At last Uncle Peabody agreed with me that it was about time to pick the melon. I decided to pick it immediately after meeting on Sunday, so that I could give it to my aunt and uncle at dinner-time. When we got home I ran for the garden. My feet and those of our friends and neighbors had literally worn a path to the melon. In eager haste I got my little wheelbarrow and ran with it to the end of that path. There I found nothing but broken vines! The melon had vanished. I ran back to the house almost overcome by a feeling of alarm, for I had thought long of that hour of pride when I should bring the melon and present it to my aunt and uncle.
“Uncle Peabody,” I shouted, “my melon is gone.”
“Well I van!” said he, “somebody must ‘a’ stole it.”
“Stole it?” I repeated the words without fully comprehending what they meant.
“But it was my melon,” I said with a trembling voice.
“Yes and I vum it’s too bad! But, Bart, you ain’t learned yit that there are wicked people in the world who come and take what don’t belong to ’em.”
There were tears in my eyes when I asked:
“They’ll bring it back, won’t they?”
“Never!” said Uncle Peabody, “I’m afraid they’ve et it up.”
He had no sooner said it than a cry broke from my lips, and I sank down upon the grass moaning and sobbing. I lay amidst the ruins of the simple faith of childhood. It was as if the world and all its joys had come to an end.
“You can’t blame the boy,” I heard Uncle Peabody saying. “He’s fussed with that melon all summer. He wanted to give it to you for a present.”
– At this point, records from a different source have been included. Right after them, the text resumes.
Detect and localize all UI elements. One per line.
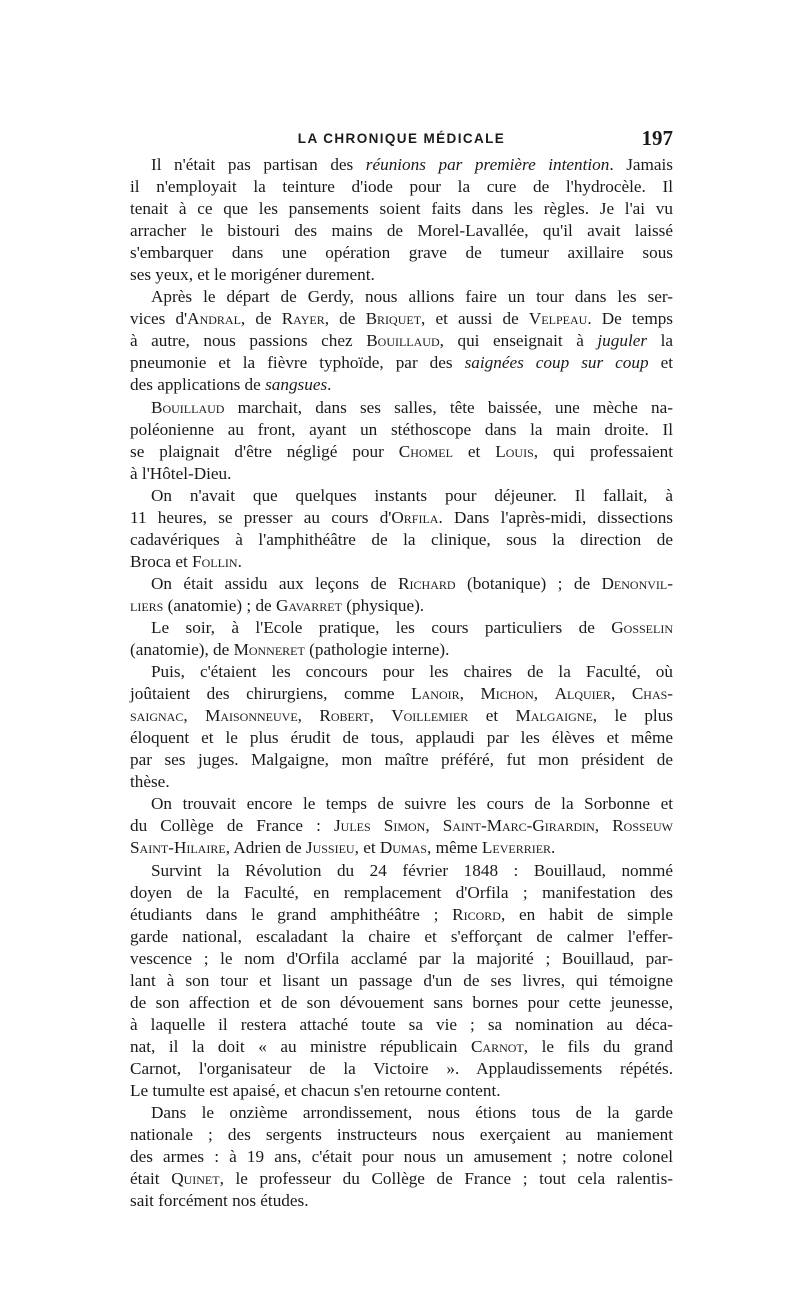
paragraph [130, 793, 673, 859]
proper-name: Rosseuw [612, 816, 674, 836]
proper-name: Robert [319, 706, 370, 726]
proper-name: Carnot [470, 1036, 524, 1056]
proper-name: Saint-Marc-Girardin [442, 816, 595, 836]
text-run: , et [354, 838, 380, 858]
text-run: , le professeur du Collège de France ; tout cela ralentis- [219, 1169, 673, 1189]
text-run: pneumonie et la fièvre typhoïde, par des [130, 353, 465, 373]
text-line [130, 992, 673, 1014]
text-run: il n'employait la teinture d'iode pour la cure de l'hydrocèle. Il [130, 177, 673, 197]
text-line [130, 1058, 673, 1080]
proper-name: Follin [192, 551, 238, 571]
proper-name: Chomel [398, 441, 453, 461]
italic-phrase: juguler [597, 331, 648, 351]
text-run: et [648, 353, 674, 373]
text-run: Survint la Révolution du 24 février 1848 : Bouillaud, nommé [151, 860, 673, 880]
text-line [130, 485, 673, 507]
text-run: vescence ; le nom d'Orfila acclamé par la majorité ; Bouillaud, par- [130, 948, 673, 968]
text-run: et [468, 706, 516, 726]
text-run: garde national, escaladant la chaire et s'efforçant de calmer l'effer- [130, 926, 673, 946]
text-run: Dans le onzième arrondissement, nous étions tous de la garde [151, 1103, 673, 1123]
text-run: Il n'était pas partisan des [151, 155, 366, 174]
italic-phrase: saignées coup sur coup [464, 353, 649, 373]
proper-name: Quinet [171, 1169, 220, 1189]
text-run: du Collège de France : [130, 816, 334, 836]
text-run: à l'Hôtel-Dieu. [130, 463, 232, 483]
proper-name: Alquier [554, 684, 611, 704]
text-run: . [327, 375, 332, 395]
text-run: thèse. [130, 772, 170, 792]
text-run: Le tumulte est apaisé, et chacun s'en retourne content. [130, 1080, 501, 1100]
text-run: poléonienne au front, ayant un stéthoscope dans la main droite. Il [130, 419, 673, 439]
text-run: , [594, 816, 613, 836]
text-run: , même [426, 838, 482, 858]
text-line [130, 551, 673, 573]
text-line [130, 727, 673, 749]
proper-name: Rayer [281, 309, 325, 329]
proper-name: Saint-Hilaire [130, 838, 226, 858]
proper-name: Bouillaud [366, 331, 440, 351]
text-run: (pathologie interne). [304, 640, 450, 660]
text-run: Broca et [130, 551, 193, 571]
text-run: la [647, 331, 673, 351]
text-run: et [452, 441, 496, 461]
proper-name: Gosselin [611, 617, 673, 637]
text-line [130, 683, 673, 705]
text-line [130, 639, 673, 661]
text-line [130, 463, 673, 485]
italic-phrase: sangsues [265, 375, 328, 395]
paragraph [130, 397, 673, 485]
book-page [130, 128, 673, 1212]
text-line [130, 1036, 673, 1058]
paragraph [130, 154, 673, 286]
text-run: vices d' [130, 309, 188, 329]
text-run: Puis, c'étaient les concours pour les chaires de la Faculté, où [151, 662, 673, 682]
proper-name: Richard [398, 573, 456, 593]
text-run: , [533, 684, 555, 704]
text-line [130, 1146, 673, 1168]
text-run: , [459, 684, 481, 704]
text-line [130, 330, 673, 352]
text-run: , de [324, 309, 366, 329]
text-line [130, 970, 673, 992]
paragraph [130, 573, 673, 617]
text-line [130, 242, 673, 264]
text-run: . [551, 838, 556, 858]
text-line [130, 749, 673, 771]
text-line [130, 198, 673, 220]
proper-name: Michon [480, 684, 534, 704]
proper-name: Malgaigne [515, 706, 593, 726]
text-line [130, 793, 673, 815]
running-title: LA CHRONIQUE MÉDICALE [297, 131, 506, 146]
text-line [130, 1102, 673, 1124]
text-run: On trouvait encore le temps de suivre les cours de la Sorbonne et [151, 794, 673, 814]
text-run: Carnot, l'organisateur de la Victoire ». Applaudissements répétés. [130, 1058, 673, 1078]
text-run: , [369, 706, 392, 726]
text-run: de son affection et de son dévouement sans bornes pour cette jeunesse, [130, 992, 673, 1012]
text-line [130, 507, 673, 529]
proper-name: Velpeau [528, 309, 588, 329]
text-run: 11 heures, se presser au cours d' [130, 507, 392, 527]
text-run: On n'avait que quelques instants pour déjeuner. Il fallait, à [151, 485, 673, 505]
text-run: On était assidu aux leçons de [151, 573, 399, 593]
text-run: était [130, 1169, 172, 1189]
proper-name: Andral [187, 309, 241, 329]
text-line [130, 1124, 673, 1146]
text-run: , qui enseignait à [439, 331, 598, 351]
text-line [130, 860, 673, 882]
text-run: des applications de [130, 375, 266, 395]
text-run: lant à son tour et lisant un passage d'un de ses livres, qui témoigne [130, 970, 673, 990]
proper-name: Briquet [365, 309, 422, 329]
paragraph [130, 661, 673, 793]
text-line [130, 882, 673, 904]
text-run: nat, il la doit « au ministre républicain [130, 1036, 471, 1056]
text-line [130, 595, 673, 617]
proper-name: Lanoir [411, 684, 460, 704]
text-line [130, 1168, 673, 1190]
text-line [130, 837, 673, 859]
text-run: (anatomie) ; de [163, 595, 276, 615]
text-line [130, 815, 673, 837]
text-run: , qui professaient [533, 441, 673, 461]
text-run: . Dans l'après-midi, dissections [438, 507, 673, 527]
proper-name: liers [130, 595, 164, 615]
text-line [130, 374, 673, 396]
proper-name: saignac [130, 706, 184, 726]
text-run: , Adrien de [225, 838, 306, 858]
text-run: (botanique) ; de [455, 573, 602, 593]
text-run: (anatomie), de [130, 640, 234, 660]
text-line [130, 573, 673, 595]
text-run: , et aussi de [421, 309, 529, 329]
text-run: Après le départ de Gerdy, nous allions faire un tour dans les ser- [151, 287, 673, 307]
text-run: , de [240, 309, 282, 329]
text-run: , [297, 706, 320, 726]
page-number: 197 [641, 126, 673, 150]
text-run: ses yeux, et le morigéner durement. [130, 265, 375, 285]
proper-name: Orfila [391, 507, 439, 527]
text-line [130, 529, 673, 551]
text-line [130, 1190, 673, 1212]
text-line [130, 661, 673, 683]
text-line [130, 176, 673, 198]
text-line [130, 397, 673, 419]
text-line [130, 352, 673, 374]
text-run: éloquent et le plus érudit de tous, applaudi par les élèves et même [130, 728, 673, 748]
text-line [130, 154, 673, 176]
text-run: joûtaient des chirurgiens, comme [130, 684, 412, 704]
text-run: , le fils du grand [523, 1036, 673, 1056]
text-run: , [425, 816, 443, 836]
text-run: nationale ; des sergents instructeurs nous exerçaient au maniement [130, 1125, 673, 1145]
text-run: Le soir, à l'Ecole pratique, les cours particuliers de [151, 617, 612, 637]
text-run: étudiants dans le grand amphithéâtre ; [130, 904, 453, 924]
proper-name: Jules Simon [333, 816, 426, 836]
text-line [130, 286, 673, 308]
text-run: . [237, 551, 242, 571]
proper-name: Ricord [452, 904, 501, 924]
proper-name: Gavarret [275, 595, 342, 615]
text-run: des armes : à 19 ans, c'était pour nous un amusement ; notre colonel [130, 1147, 673, 1167]
italic-phrase: réunions par première intention [365, 155, 610, 174]
text-run: à laquelle il restera attaché toute sa vie ; sa nomination au déca- [130, 1014, 673, 1034]
text-run: , [183, 706, 206, 726]
body-text [130, 154, 673, 1212]
text-run: . De temps [587, 309, 673, 329]
page-header [130, 128, 673, 150]
text-line [130, 705, 673, 727]
proper-name: Jussieu [305, 838, 355, 858]
text-line [130, 948, 673, 970]
paragraph [130, 1102, 673, 1212]
text-line [130, 264, 673, 286]
text-line [130, 1080, 673, 1102]
text-line [130, 904, 673, 926]
proper-name: Dumas [379, 838, 427, 858]
paragraph [130, 860, 673, 1103]
paragraph [130, 617, 673, 661]
text-line [130, 308, 673, 330]
text-line [130, 771, 673, 793]
text-run: marchait, dans ses salles, tête baissée, une mèche na- [224, 397, 673, 417]
text-run: cadavériques à l'amphithéâtre de la clinique, sous la direction de [130, 529, 673, 549]
text-line [130, 1014, 673, 1036]
paragraph [130, 286, 673, 396]
proper-name: Chas- [631, 684, 674, 704]
text-line [130, 441, 673, 463]
text-run: sait forcément nos études. [130, 1191, 309, 1211]
text-run: se plaignait d'être négligé pour [130, 441, 399, 461]
text-run: tenait à ce que les pansements soient faits dans les règles. Je l'ai vu [130, 199, 673, 219]
text-run: par ses juges. Malgaigne, mon maître préféré, fut mon président de [130, 750, 673, 770]
text-line [130, 926, 673, 948]
proper-name: Louis [495, 441, 534, 461]
text-line [130, 617, 673, 639]
text-line [130, 419, 673, 441]
text-run: , le plus [592, 706, 673, 726]
text-run: , en habit de simple [500, 904, 673, 924]
text-line [130, 220, 673, 242]
text-run: , [610, 684, 632, 704]
proper-name: Bouillaud [151, 397, 225, 417]
text-run: . Jamais [609, 155, 673, 174]
text-run: arracher le bistouri des mains de Morel-Lavallée, qu'il avait laissé [130, 221, 673, 241]
text-run: doyen de la Faculté, en remplacement d'Orfila ; manifestation des [130, 882, 673, 902]
proper-name: Leverrier [481, 838, 552, 858]
proper-name: Maisonneuve [205, 706, 298, 726]
paragraph [130, 485, 673, 573]
proper-name: Voillemier [391, 706, 469, 726]
text-run: à autre, nous passions chez [130, 331, 367, 351]
proper-name: Monneret [233, 640, 305, 660]
proper-name: Denonvil- [601, 573, 673, 593]
text-run: (physique). [341, 595, 425, 615]
text-run: s'embarquer dans une opération grave de tumeur axillaire sous [130, 243, 673, 263]
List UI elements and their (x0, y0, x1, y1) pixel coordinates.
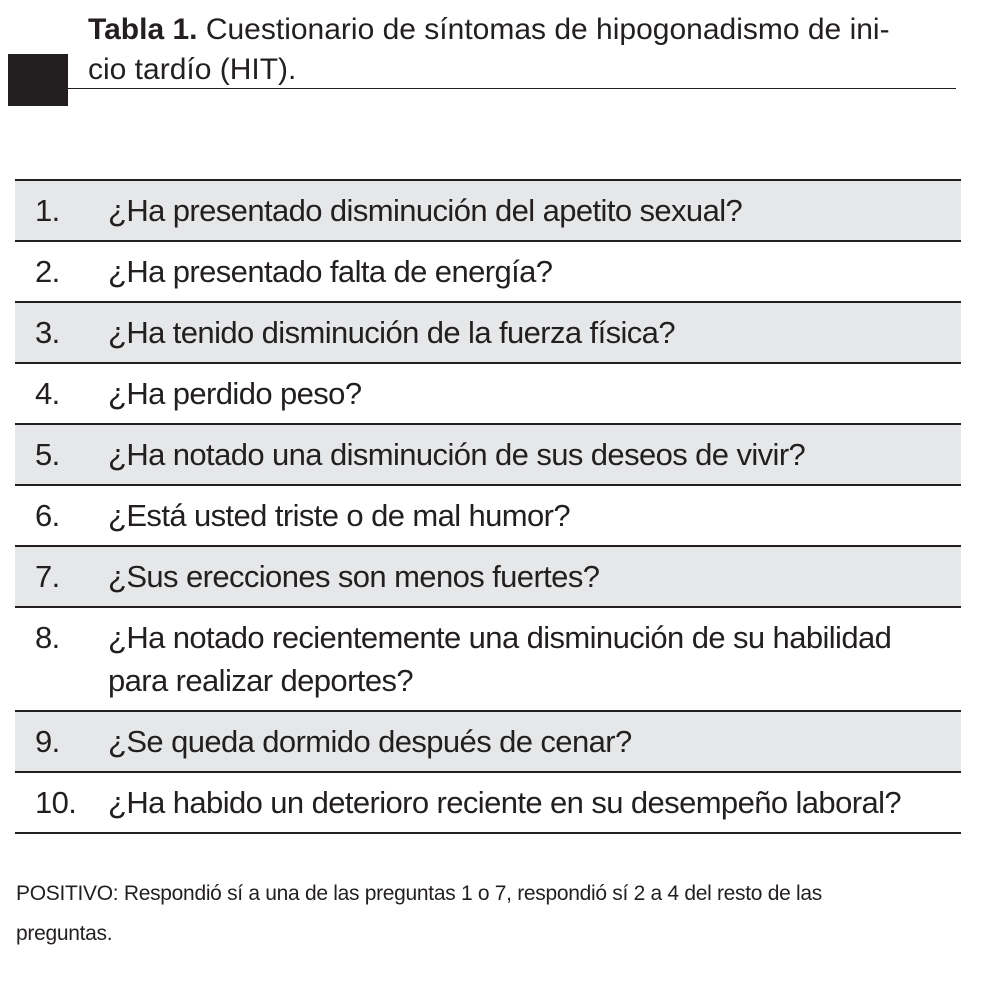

“Ayes so he did! Well I declare! I never thought o’ that—ayes!”
Aunt Deel spoke in a low, kindly tone and came and lifted me to my feet very tenderly.
“Come, Bart, don’t feel so about that old melon,” said she, “it ain’t worth it. Come with me. I’m goin’ to give you a present—ayes I be!”
I was still crying when she took me to her trunk, and offered the grateful assuagement of candy and a belt, all embroidered with blue and white beads.
“Now you see, Bart, how low and mean anybody is that takes what don’t belong to ’em—ayes! They’re snakes! Everybody hates ’em an’ stamps on ’em when they come in sight—ayes!”
The abomination of the Lord was in her look and manner. How it shook my soul! He who had taken the watermelon had also taken from me something I was never to have again, and a very wonderful thing it was—faith in the goodness of men. My eyes had seen evil. The world had committed its first offense against me and my spirit was no longer the white and beautiful thing it had been. Still, therein is the beginning of wisdom and, looking down the long vista of the years, I thank God for the great harvest of the lost watermelon. Better things had come in its place—understanding and what more, often I have vainly tried to estimate. For one thing that sudden revelation of the heart of childhood had lifted my aunt’s out of the cold storage of a puritanic spirit, and warmed it into new life and opened its door for me.